In June Gov. Greg Abbott signed into law Senate Bill 21 to stop the sale of cigarettes, e-cigarettes and other tobacco products to Texans younger than 21, except for those in the military. The law will take effect on Sept. 1. A Texas 21 poll found that more than two-thirds of Texas voters support raising the minimum legal tobacco sale age to 21.
With the governor’s signature, Texas becomes the 16th state in the U.S. to raise the minimum legal tobacco sale age from 18 to 21. The bill was championed by Sen. Joan Huffman (R-Houston) and Rep. John Zerwas, MD, (R-Richmond). In addition, Lt. Gov. Dan Patrick made raising the tobacco age one of his legislative priorities.
Members of the Texas 21 coalition made the following statements regarding Texas’ tobacco 21 law:
Shelby Massey, government relations director-Texas, American Heart Association:
“Senate Bill 21 would not be law without the hard work and leadership of bill authors Senator Joan Huffman and Representative John Zerwas. Thank you to them, Governor Abbott and the Texas Legislature for taking this important step to reduce and eventually eliminate the toll of tobacco on young Texans. Delaying the age when young people first begin to use tobacco – the leading cause of preventable death – will reduce the risk they will develop a deadly addiction.”

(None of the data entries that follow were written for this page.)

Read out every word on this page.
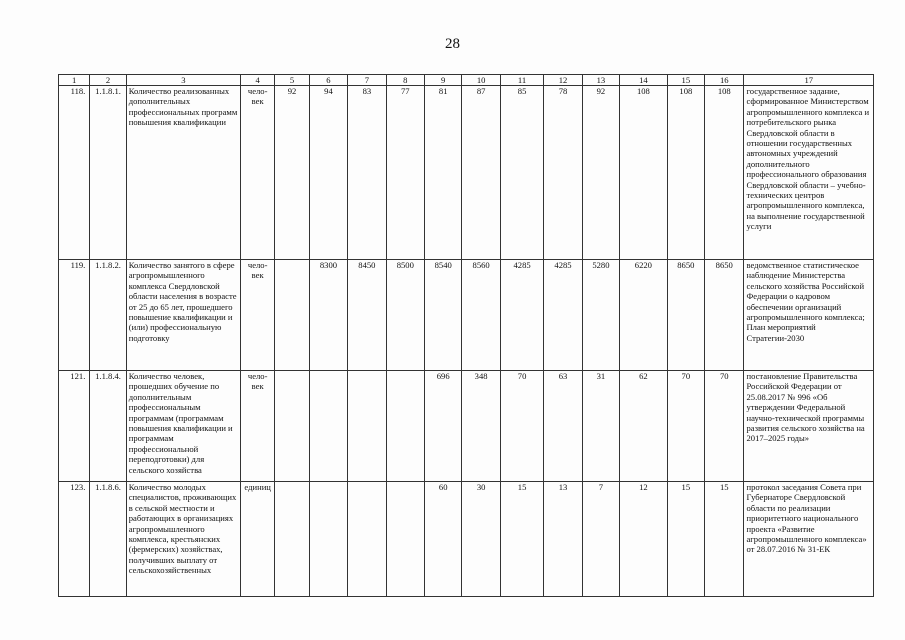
28
1	2	3	4	5	6	7	8	9	10	11	12	13	14	15	16	17
118.	1.1.8.1.	Количество реализованных дополнительных профессиональных программ повышения квалификации	чело-век	92	94	83	77	81	87	85	78	92	108	108	108	государственное задание, сформированное Министерством агропромышленного комплекса и потребительского рынка Свердловской области в отношении государственных автономных учреждений дополнительного профессионального образования Свердловской области – учебно-технических центров агропромышленного комплекса, на выполнение государственной услуги
119.	1.1.8.2.	Количество занятого в сфере агропромышленного комплекса Свердловской области населения в возрасте от 25 до 65 лет, прошедшего повышение квалификации и (или) профессиональную подготовку	чело-век		8300	8450	8500	8540	8560	4285	4285	5280	6220	8650	8650	ведомственное статистическое наблюдение Министерства сельского хозяйства Российской Федерации о кадровом обеспечении организаций агропромышленного комплекса; План мероприятий Стратегии-2030
121.	1.1.8.4.	Количество человек, прошедших обучение по дополнительным профессиональным программам (программам повышения квалификации и программам профессиональной переподготовки) для сельского хозяйства	чело-век					696	348	70	63	31	62	70	70	постановление Правительства Российской Федерации от 25.08.2017 № 996 «Об утверждении Федеральной научно-технической программы развития сельского хозяйства на 2017–2025 годы»
123.	1.1.8.6.	Количество молодых специалистов, проживающих в сельской местности и работающих в организациях агропромышленного комплекса, крестьянских (фермерских) хозяйствах, получивших выплату от сельскохозяйственных	единиц					60	30	15	13	7	12	15	15	протокол заседания Совета при Губернаторе Свердловской области по реализации приоритетного национального проекта «Развитие агропромышленного комплекса» от 28.07.2016 № 31-ЕК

Peter WT Pisters, MD, president of The University of Texas MD Anderson Cancer Center:
“Raising the legal sale age for tobacco products to 21 will have profound effects on the health of our future generations. Tobacco use can have devastating health impacts and can lead to a lifetime of nicotine addiction. Evidence suggests this change will reduce smoking and save lives, and we applaud Sen. Huffman, Rep. Zerwas and Lt. Gov. Patrick for supporting this policy to protect the health of Texans now and in the future.”
Janet Hurley, Board chair, Texas Academy of Family Physicians:
“Senate Bill 21 will save lives, save Texas money on preventable health care problems and protect young Texans from tobacco addiction. The Texas Legislature has stepped forward and led the way on this historic public health legislation.”
John Carlo, MD, Texas Public Health Coalition chair and Texas Medical Association Council on Legislation member:
“Something had to be done when 28,000 Texans die each year from tobacco use, and TMA and the Texas Public Health Coalition are thrilled that Sen. Joan Huffman and Rep. John Zerwas, MD, persisted and refused to give up on our state’s young people. Since almost all adult smokers got hooked before they were 21, we are grateful this law will save lives and prevent suffering.”
Ben G. Raimer, MD, president of the Texas Pediatric Society:
“An estimated 95 percent of smokers start before age 21, and we’re seeing an alarming surge of youth using e-cigarettes and similar products. Senate Bill 21 will prevent Texas youth from starting to use tobacco and help keep future generations smoke free.”
In Texas, 7.4 percent of high school students smoke and over 10 percent use e-cigarettes, while 10,400 kids become daily smokers every year. Nearly half a million (498,000) Texas children alive now will ultimately die prematurely from smoking if current trends continue.
In addition, a Centers for Disease Control and Prevention report released in February found a 78 percent increase in high school students using e-cigarettes in one year, raising the number of middle and high school tobacco users to almost 5 million and reversing past progress to reduce youth tobacco product use.